Editorial

Editorial Policy

This page explains how content on cybersecurity101.net is produced, sourced, reviewed, and corrected. We publish it so readers can judge the reliability of what they read here.

Our standard

We aim to be clear, accurate, and honest about the limits of what is known. We state what is settled, flag what is debated, and leave out claims we cannot verify. We do not use fear or hype to make a point.

How articles are produced

Content is AI-assisted and human-reviewed. The workflow for every page is:

  1. Brief. A topic, search intent, outline, and the concepts to cover and link are defined first.
  2. Draft. A first draft is produced with the help of AI tools against that brief.
  3. Fact-check. Claims are verified against primary sources. We do not trust AI-generated dates, identifiers, statistics, or attribution without checking them.
  4. Edit.
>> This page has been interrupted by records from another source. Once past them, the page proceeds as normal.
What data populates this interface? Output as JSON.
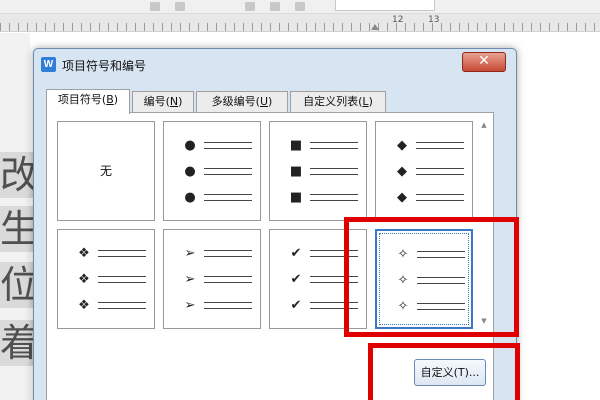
{
  "ruler": {
    "numbers": [
      "12",
      "13"
    ]
  },
  "document": {
    "chars": [
      "改",
      "生",
      "位",
      "着"
    ]
  },
  "dialog": {
    "title": "项目符号和编号",
    "app_icon": "W",
    "close_label": "✕",
    "tabs": [
      {
        "label_main": "项目符号(",
        "label_key": "B",
        "label_end": ")"
      },
      {
        "label_main": "编号(",
        "label_key": "N",
        "label_end": ")"
      },
      {
        "label_main": "多级编号(",
        "label_key": "U",
        "label_end": ")"
      },
      {
        "label_main": "自定义列表(",
        "label_key": "L",
        "label_end": ")"
      }
    ],
    "bullets": {
      "none_label": "无",
      "symbols": [
        "●",
        "■",
        "◆",
        "❖",
        "➢",
        "✔",
        "✧"
      ],
      "selected": "✧"
    },
    "custom_button": {
      "label": "自定义(T)..."
    }
  },
  "colors": {
    "highlight": "#e00000",
    "selection": "#3b78c4",
    "dialog_frame": "#d7e4f2"
  },
  "icons": [
    "wps-writer-icon",
    "close-icon",
    "scroll-up-arrow-icon",
    "scroll-down-arrow-icon"
  ]
}
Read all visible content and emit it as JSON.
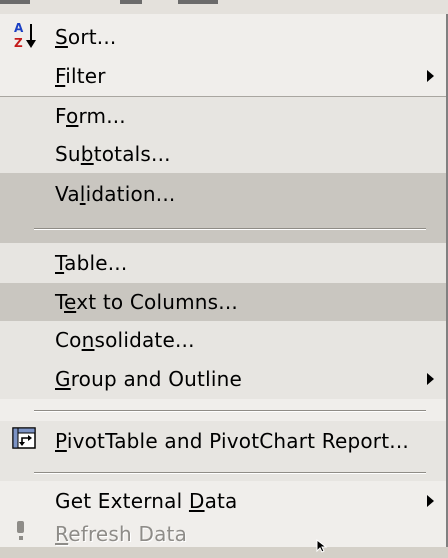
{
  "menu": {
    "sort": "Sort...",
    "filter": "Filter",
    "form": "Form...",
    "subtotals": "Subtotals...",
    "validation": "Validation...",
    "table": "Table...",
    "text_to_columns": "Text to Columns...",
    "consolidate": "Consolidate...",
    "group_outline": "Group and Outline",
    "pivot": "PivotTable and PivotChart Report...",
    "external": "Get External Data",
    "refresh": "Refresh Data"
  },
  "icons": {
    "sort": "sort-ascending-az-icon",
    "pivot": "pivottable-icon",
    "refresh": "refresh-data-icon",
    "submenu": "submenu-arrow-icon"
  },
  "colors": {
    "menu_bg": "#f0eeeb",
    "highlight_light": "#e7e5e1",
    "highlight_dark": "#c9c6c0",
    "disabled_text": "#8e8c88"
  }
}
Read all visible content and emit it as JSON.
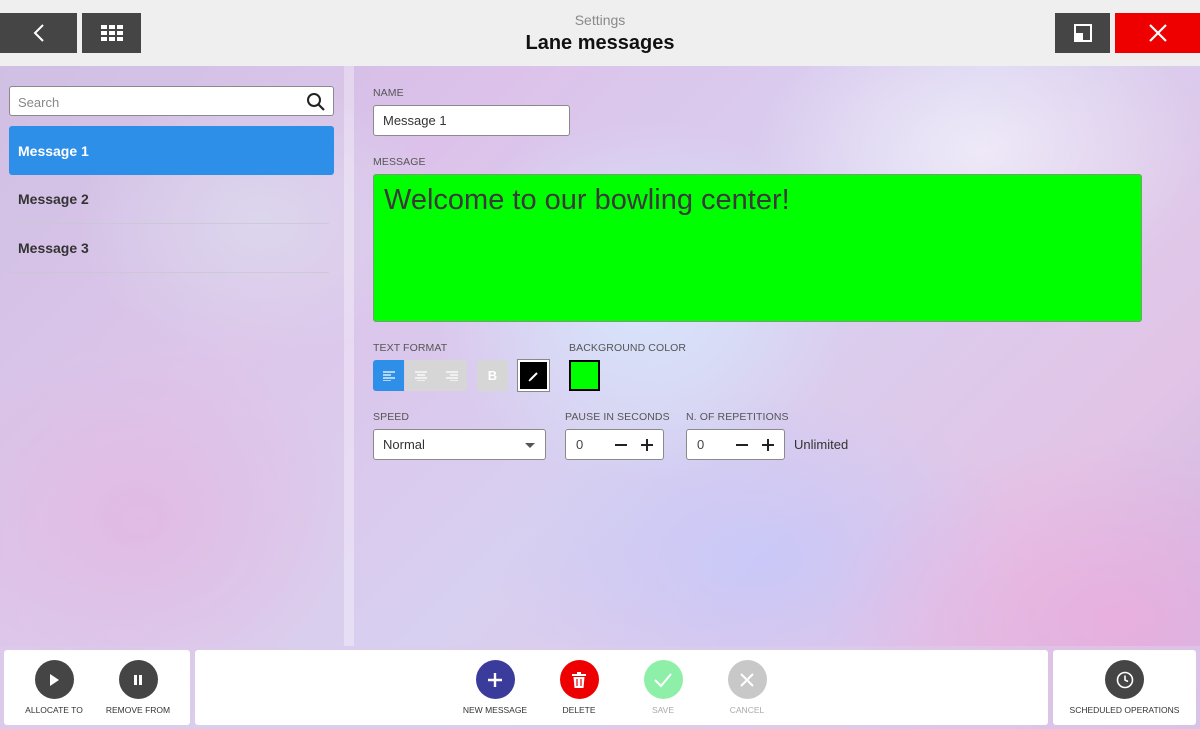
{
  "header": {
    "subtitle": "Settings",
    "title": "Lane messages"
  },
  "sidebar": {
    "search_placeholder": "Search",
    "items": [
      {
        "label": "Message 1",
        "active": true
      },
      {
        "label": "Message 2",
        "active": false
      },
      {
        "label": "Message 3",
        "active": false
      }
    ]
  },
  "form": {
    "name_label": "NAME",
    "name_value": "Message 1",
    "message_label": "MESSAGE",
    "message_value": "Welcome to our bowling center!",
    "message_bg_color": "#00ff00",
    "text_format_label": "TEXT FORMAT",
    "bold_label": "B",
    "text_color": "#000000",
    "background_color_label": "BACKGROUND COLOR",
    "background_color": "#00ff00",
    "speed_label": "SPEED",
    "speed_value": "Normal",
    "pause_label": "PAUSE IN SECONDS",
    "pause_value": "0",
    "repetitions_label": "N. OF REPETITIONS",
    "repetitions_value": "0",
    "repetitions_note": "Unlimited"
  },
  "bottom": {
    "allocate": "ALLOCATE TO",
    "remove": "REMOVE FROM",
    "new_message": "NEW MESSAGE",
    "delete": "DELETE",
    "save": "SAVE",
    "cancel": "CANCEL",
    "scheduled": "SCHEDULED OPERATIONS"
  },
  "colors": {
    "accent": "#2d8fe8",
    "close": "#ee0000",
    "new_message": "#3b3b9c",
    "delete": "#ee0000",
    "save_disabled": "#8ef0a8",
    "cancel_disabled": "#c8c8c8",
    "dark_button": "#454545"
  }
}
A human edits for accuracy, clarity, and tone, and adds nuance where it is needed.
  5. Publish and maintain. A human reviews the rendered page before it goes live, and corrections are issued as follow-up edits afterwards.

AI speeds up drafting and structure. It does not get the final say on accuracy — a human does.

Sourcing

We prefer primary sources over second-hand summaries. Depending on the topic, that means references such as:

  • NIST standards and special publications
  • OWASP project documentation
  • MITRE ATT&CK and related frameworks
  • IETF RFCs and official protocol specifications
  • First-party vendor and project documentation

Accuracy and corrections

Mistakes happen, and we would rather fix them than defend them. If you spot an error, please tell us with the page URL and, if you can, a source. Confirmed errors are corrected on the live page.

Independence and monetisation

Topics are chosen based on what readers are trying to learn, not on what pays. Where the site recommends paid resources such as books, courses, or certifications, those recommendations appear on guide pages, are clearly disclosed, and are only included when they are genuinely relevant. Glossary terms never carry affiliate links. Recommending a resource never buys a place in our content.